百度、運転席無人の自動運転許可 北京で初の公道試験

【北京=多部田俊輔】中国ネット大手の百度(バイドゥ)は7日、北京市で初めて運転席を無人にした自動運転車両の公道走行試験の許可を得たと発表した。百度は9月に湖南省長沙市で同種の許可を得ている。走行データの蓄積を増やすことで自動運転技術の開発を加速する。
百度によると、北京市当局から5枚の許可証を得た。これまでは運転席に「安全員」と呼ばれる人員が座って走行を監視していたが、新しい許可では運転席を無人にすることができる。当面は車内の助手席などに安全員を配置して不測の事態に対応する。
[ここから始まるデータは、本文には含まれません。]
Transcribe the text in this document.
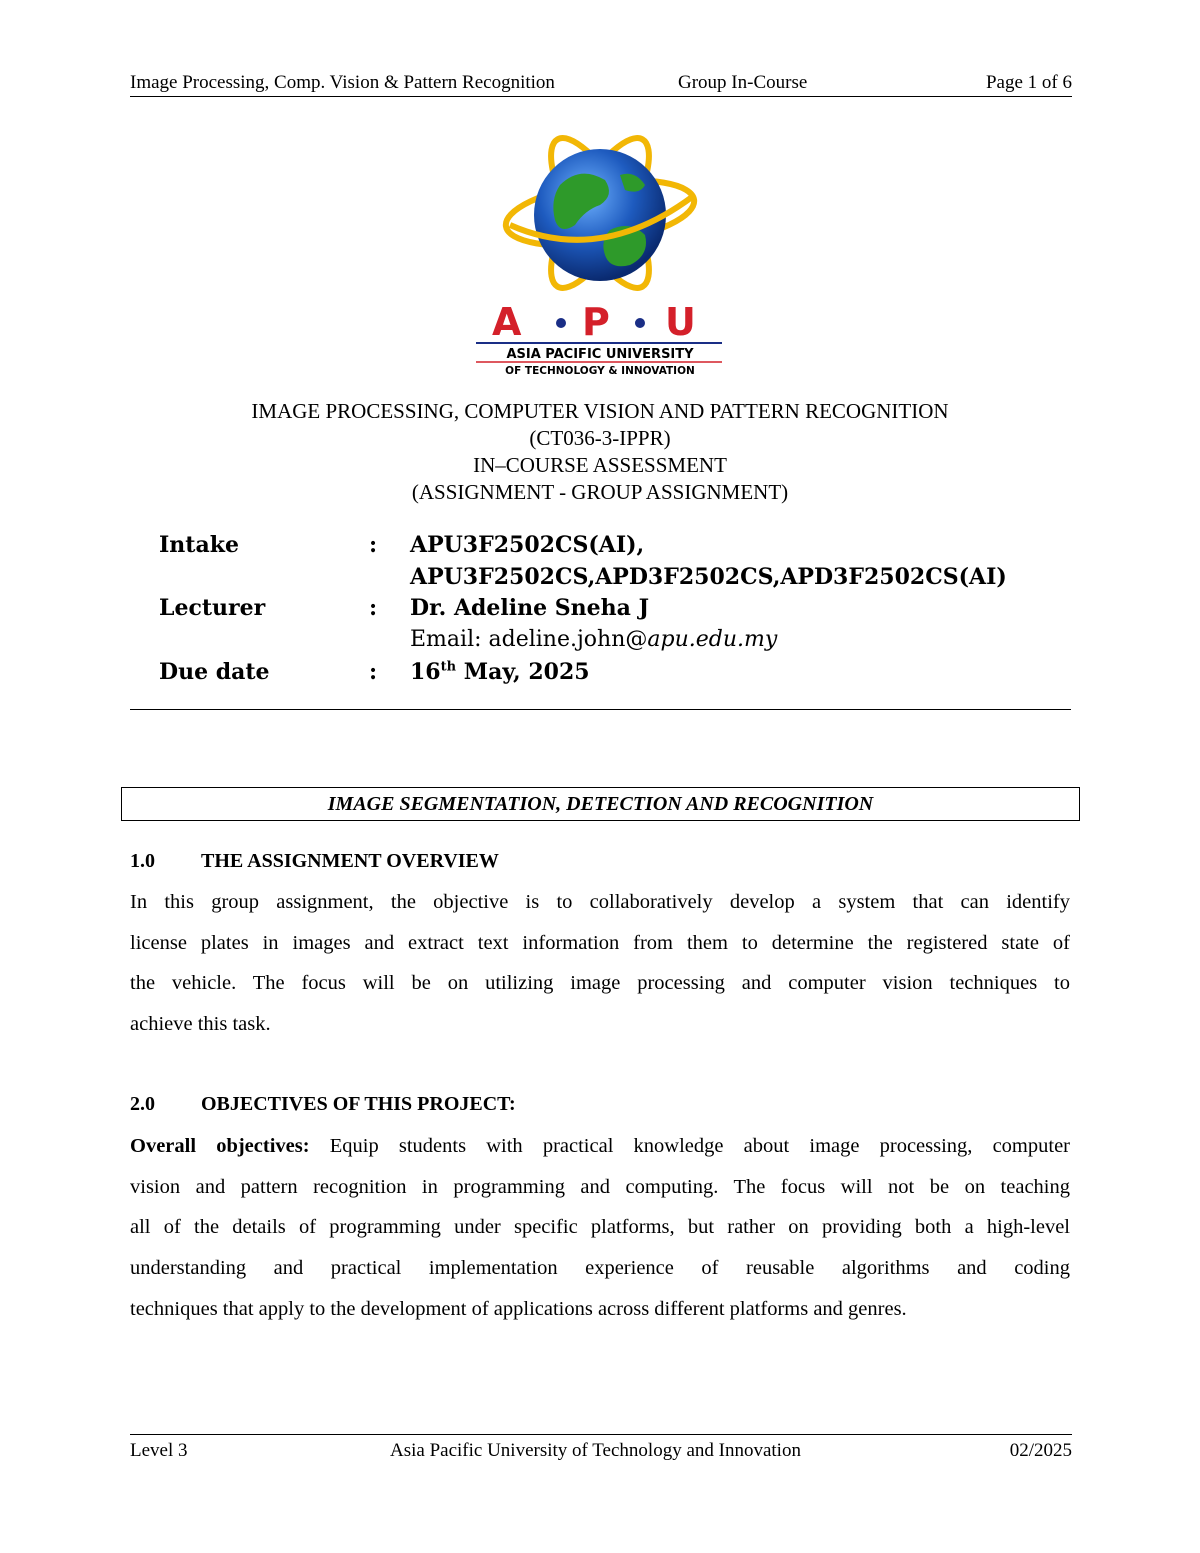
Image Processing, Comp. Vision & Pattern Recognition	Group In-Course	Page 1 of 6
A P U
ASIA PACIFIC UNIVERSITY
OF TECHNOLOGY & INNOVATION
IMAGE PROCESSING, COMPUTER VISION AND PATTERN RECOGNITION
(CT036-3-IPPR)
IN–COURSE ASSESSMENT
(ASSIGNMENT - GROUP ASSIGNMENT)
Intake	: APU3F2502CS(AI),
APU3F2502CS,APD3F2502CS,APD3F2502CS(AI)
Lecturer	: Dr. Adeline Sneha J
Email: adeline.john@apu.edu.my
Due date	: 16th May, 2025
IMAGE SEGMENTATION, DETECTION AND RECOGNITION
1.0 THE ASSIGNMENT OVERVIEW
In this group assignment, the objective is to collaboratively develop a system that can identify
license plates in images and extract text information from them to determine the registered state of
the vehicle. The focus will be on utilizing image processing and computer vision techniques to
achieve this task.
2.0 OBJECTIVES OF THIS PROJECT:
Overall objectives: Equip students with practical knowledge about image processing, computer
vision and pattern recognition in programming and computing. The focus will not be on teaching
all of the details of programming under specific platforms, but rather on providing both a high-level
understanding and practical implementation experience of reusable algorithms and coding
techniques that apply to the development of applications across different platforms and genres.
Level 3	Asia Pacific University of Technology and Innovation	02/2025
高速通信規格「5G」を使って、車載カメラの映像や各種センサーの情報を常時共有化することで、遠隔で走行をコントロールできる仕組みも導入した。法律などの整備にあわせて、将来は車内に安全員を配置しない形での運用をめざす。
百度は2017年に自動運転の開発連合「アポロ計画」を立ち上げ、中国政府の支援を受けてきた。これまでに湖南省長沙市や北京市などの限られた地域で自動運転タクシーの試験サービスを手掛けている。
中国政府は25年をめどに新車販売の半分を条件付きの自動運転車にする方針だ。百度のほか、中国配車アプリ最大手の滴滴出行(ディディ)や自動運転スタートアップの小馬智行(ポニー・エーアイ)などが自動運転の開発を競っている。